MaRS organise aussi des forums d'anges financiers. " Trois entreprises ont été présentées lors du dernier forum et elles ont attiré 900 000 $ de financement ", ajoute-t-il.

Tout récemment, MaRS a obtenu la gestion des transferts technologiques de 14 universités regroupées. En plus de ses volets éducation, services-conseils (offerts par des gens d'affaires bénévoles), immobilier, capital, MaRS a développé un volet recherche de marché - l'organisation a négocié pour obtenir gratuitement des rapports de recherche très coûteux comme ceux de Gartner, Forrester, etc. - de même qu'un volet intitulé Talent, où elle aide les entreprises dans leur processus de recrutement. Ayant accès à des centaines de CV, l'organisation se considère de plus en plus comme un courtier en talents, fait remarquer M. Evans. Depuis quelques mois, les dirigeants de MaRS sont à la recherche de partenaires dans les grandes entreprises pour tester les produits de ses entreprises en démarrage.

Chose certaine, poursuit le Dr Evans, l'organisation est gérée par des gens qui ont fait leurs preuves. Il vante la pdg, Ilse Treurnicht, docteure en chimie, ex-entrepreneure et ex-dirigeante du fonds de capital de risque Primaxis. Celui qui vient de succéder au Dr Evans à la tête du conseil de MaRS est nul autre que Gordon Nixon, le président de la Banque Royale du Canada...

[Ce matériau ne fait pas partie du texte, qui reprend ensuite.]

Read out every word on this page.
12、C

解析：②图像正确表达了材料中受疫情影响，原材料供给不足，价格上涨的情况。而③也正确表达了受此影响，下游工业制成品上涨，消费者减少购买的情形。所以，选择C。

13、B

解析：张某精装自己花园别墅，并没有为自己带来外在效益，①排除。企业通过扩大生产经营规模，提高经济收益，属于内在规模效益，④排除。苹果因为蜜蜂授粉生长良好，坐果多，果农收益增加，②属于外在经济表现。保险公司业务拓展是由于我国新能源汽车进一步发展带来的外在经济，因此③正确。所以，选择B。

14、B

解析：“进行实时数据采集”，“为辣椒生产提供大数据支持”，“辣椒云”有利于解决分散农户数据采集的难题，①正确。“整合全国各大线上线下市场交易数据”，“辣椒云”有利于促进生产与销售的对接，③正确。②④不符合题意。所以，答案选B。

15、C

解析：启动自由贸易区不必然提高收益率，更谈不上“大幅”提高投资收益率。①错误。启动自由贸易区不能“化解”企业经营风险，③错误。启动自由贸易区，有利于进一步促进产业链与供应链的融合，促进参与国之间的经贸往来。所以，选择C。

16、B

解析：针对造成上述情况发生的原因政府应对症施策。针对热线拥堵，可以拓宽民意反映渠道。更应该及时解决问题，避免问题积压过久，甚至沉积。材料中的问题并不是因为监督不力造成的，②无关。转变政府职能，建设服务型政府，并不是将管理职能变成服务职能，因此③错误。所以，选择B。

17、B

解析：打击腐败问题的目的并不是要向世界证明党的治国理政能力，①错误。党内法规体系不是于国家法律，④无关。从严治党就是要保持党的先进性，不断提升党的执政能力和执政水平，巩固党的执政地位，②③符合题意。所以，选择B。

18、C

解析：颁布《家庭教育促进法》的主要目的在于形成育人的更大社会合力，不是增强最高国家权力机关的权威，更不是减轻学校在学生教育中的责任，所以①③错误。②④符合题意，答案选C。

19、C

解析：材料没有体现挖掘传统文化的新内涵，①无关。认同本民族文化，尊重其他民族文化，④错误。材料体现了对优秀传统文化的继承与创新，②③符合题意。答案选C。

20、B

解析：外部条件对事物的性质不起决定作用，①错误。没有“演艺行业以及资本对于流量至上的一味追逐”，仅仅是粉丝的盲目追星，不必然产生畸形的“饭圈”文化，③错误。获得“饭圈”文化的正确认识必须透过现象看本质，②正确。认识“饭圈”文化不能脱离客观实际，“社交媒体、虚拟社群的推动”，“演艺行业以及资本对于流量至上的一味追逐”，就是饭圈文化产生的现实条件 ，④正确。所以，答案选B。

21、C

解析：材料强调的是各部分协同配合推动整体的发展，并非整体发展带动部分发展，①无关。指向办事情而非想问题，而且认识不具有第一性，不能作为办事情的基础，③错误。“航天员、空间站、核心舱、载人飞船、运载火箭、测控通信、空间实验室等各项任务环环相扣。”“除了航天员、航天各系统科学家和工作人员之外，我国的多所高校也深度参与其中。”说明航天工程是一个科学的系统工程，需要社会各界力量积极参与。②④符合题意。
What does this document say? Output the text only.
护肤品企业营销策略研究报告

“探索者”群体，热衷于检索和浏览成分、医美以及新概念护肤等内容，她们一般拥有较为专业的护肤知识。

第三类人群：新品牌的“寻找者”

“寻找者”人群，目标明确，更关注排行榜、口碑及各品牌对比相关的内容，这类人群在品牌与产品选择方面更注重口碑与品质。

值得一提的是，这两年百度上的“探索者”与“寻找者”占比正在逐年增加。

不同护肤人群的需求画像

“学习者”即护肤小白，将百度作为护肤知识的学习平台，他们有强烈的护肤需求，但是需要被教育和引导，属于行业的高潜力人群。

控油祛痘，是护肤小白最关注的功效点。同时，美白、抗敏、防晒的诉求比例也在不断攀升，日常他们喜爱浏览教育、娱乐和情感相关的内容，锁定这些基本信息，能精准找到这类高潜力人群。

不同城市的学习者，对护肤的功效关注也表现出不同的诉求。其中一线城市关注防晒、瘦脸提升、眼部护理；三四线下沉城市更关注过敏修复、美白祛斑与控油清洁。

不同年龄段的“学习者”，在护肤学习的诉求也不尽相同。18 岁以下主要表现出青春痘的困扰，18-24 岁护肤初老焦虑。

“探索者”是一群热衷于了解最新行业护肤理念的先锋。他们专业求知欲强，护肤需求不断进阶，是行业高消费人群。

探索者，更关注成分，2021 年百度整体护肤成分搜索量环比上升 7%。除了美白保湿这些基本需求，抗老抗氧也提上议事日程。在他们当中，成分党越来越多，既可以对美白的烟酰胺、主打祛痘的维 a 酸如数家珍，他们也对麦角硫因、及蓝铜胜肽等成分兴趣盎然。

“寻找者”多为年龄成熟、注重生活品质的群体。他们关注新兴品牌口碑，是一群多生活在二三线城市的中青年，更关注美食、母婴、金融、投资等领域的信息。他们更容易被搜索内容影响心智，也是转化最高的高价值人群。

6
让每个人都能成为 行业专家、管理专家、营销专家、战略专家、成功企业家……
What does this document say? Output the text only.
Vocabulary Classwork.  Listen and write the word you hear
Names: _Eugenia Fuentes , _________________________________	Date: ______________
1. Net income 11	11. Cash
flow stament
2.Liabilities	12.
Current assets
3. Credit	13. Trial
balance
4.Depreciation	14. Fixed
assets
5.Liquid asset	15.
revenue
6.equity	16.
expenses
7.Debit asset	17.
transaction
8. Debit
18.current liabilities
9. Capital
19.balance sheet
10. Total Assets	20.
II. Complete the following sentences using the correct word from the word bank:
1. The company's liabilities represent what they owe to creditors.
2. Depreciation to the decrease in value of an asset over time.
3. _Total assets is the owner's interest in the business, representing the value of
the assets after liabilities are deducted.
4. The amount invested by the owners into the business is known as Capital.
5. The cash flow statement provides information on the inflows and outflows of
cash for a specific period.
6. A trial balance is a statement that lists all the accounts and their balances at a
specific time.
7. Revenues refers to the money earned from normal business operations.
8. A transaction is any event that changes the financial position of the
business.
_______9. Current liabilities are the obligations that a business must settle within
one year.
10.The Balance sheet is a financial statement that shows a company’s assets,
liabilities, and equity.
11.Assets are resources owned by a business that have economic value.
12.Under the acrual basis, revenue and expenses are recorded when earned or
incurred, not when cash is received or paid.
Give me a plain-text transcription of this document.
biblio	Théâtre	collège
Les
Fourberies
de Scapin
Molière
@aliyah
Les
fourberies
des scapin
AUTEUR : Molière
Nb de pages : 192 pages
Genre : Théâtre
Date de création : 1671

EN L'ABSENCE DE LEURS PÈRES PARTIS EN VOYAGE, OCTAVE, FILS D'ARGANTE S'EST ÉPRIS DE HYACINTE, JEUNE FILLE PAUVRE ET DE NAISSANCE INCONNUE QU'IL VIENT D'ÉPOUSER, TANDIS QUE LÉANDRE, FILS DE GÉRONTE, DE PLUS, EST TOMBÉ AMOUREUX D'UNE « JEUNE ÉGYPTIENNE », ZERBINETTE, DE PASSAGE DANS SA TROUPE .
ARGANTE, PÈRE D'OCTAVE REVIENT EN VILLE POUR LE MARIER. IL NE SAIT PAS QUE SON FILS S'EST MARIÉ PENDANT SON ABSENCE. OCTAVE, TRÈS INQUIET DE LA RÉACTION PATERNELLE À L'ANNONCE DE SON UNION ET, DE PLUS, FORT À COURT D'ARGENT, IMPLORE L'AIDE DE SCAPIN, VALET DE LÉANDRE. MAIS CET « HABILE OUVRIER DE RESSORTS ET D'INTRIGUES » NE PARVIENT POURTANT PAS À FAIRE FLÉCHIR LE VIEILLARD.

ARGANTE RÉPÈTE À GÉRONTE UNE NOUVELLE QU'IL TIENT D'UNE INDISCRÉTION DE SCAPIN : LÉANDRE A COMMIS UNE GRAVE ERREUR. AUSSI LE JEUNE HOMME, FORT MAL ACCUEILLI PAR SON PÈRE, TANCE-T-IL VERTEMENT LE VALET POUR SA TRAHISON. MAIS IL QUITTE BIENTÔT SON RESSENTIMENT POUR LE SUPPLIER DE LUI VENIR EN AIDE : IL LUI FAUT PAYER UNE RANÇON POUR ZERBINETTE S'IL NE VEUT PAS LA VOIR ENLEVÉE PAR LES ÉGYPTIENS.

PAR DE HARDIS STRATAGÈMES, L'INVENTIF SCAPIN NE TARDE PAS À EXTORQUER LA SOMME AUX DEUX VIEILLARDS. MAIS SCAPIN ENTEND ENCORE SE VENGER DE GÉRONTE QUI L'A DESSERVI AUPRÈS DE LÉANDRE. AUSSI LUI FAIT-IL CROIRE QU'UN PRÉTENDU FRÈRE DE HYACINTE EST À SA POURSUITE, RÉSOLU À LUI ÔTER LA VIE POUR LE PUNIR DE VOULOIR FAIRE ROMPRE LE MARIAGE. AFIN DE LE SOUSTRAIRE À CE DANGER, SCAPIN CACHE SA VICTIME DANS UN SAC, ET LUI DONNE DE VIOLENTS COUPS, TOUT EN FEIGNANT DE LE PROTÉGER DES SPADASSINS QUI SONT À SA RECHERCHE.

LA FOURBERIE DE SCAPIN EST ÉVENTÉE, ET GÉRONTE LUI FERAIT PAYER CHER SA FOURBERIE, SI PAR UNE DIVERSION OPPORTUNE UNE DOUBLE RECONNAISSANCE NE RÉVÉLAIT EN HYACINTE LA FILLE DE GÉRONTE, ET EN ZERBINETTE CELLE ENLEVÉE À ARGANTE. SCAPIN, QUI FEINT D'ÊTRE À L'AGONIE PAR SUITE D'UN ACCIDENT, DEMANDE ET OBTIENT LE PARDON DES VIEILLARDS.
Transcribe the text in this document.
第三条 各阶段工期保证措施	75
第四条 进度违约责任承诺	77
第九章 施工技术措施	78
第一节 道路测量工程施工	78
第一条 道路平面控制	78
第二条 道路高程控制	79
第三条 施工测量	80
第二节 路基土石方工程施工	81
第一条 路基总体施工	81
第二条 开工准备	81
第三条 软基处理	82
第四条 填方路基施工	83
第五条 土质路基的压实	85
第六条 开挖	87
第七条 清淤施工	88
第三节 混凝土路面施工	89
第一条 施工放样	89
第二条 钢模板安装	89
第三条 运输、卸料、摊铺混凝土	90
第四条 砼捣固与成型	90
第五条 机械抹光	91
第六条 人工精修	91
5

Des dirigeants poids lourds, une vision claire, un soutien gouvernemental considérable, un emplacement stratégique au coeur de la ville sont les ingrédients principaux de ce projet ambitieux. L'avenir est toutefois loin d'être assuré.

La phase II, notamment, - un investissement de 240 millions - est gelée depuis un an. Le promoteur immobilier, une firme américaine, a été touché par la crise financière mondiale. " Nous espérons reprendre les travaux de construction le plus vite possible ", dit Nina Gazzola. D'après certaines rumeurs, GE a été approchée pour s'établir dans le futur édifice. Sauf que GE a, elle aussi, du mal à se relever de la crise. À suivre.

Le MaRS, en chiffres

750 000 pi2 de superficie. Passera à 1,5 million

1 800 personnes y travaillent

400 entreprises en exploitation

60 locataires

275 emplois créés jusqu'à maintenant

30 millions de dollars de budget annuel

Elles y ont réussi leur amorçage

Bering Media

Géo-marketing. Une entreprise qui permet aux annonceurs de rejoindre leurs clients locaux, quel que soit le site Web qu'ils consultent.

Bitstrips

Internet. Site Web de BD faites par les usagers.

ArcticDX

Biotechnologies. Elle développe des tests moléculaires pour le cancer du colon et la dégénérescence maculaire.

BlueZone Technologies

Technologies vertes et en santé. Elle offre de l'équipement pour prévenir et réduire les GES en salle d'opération.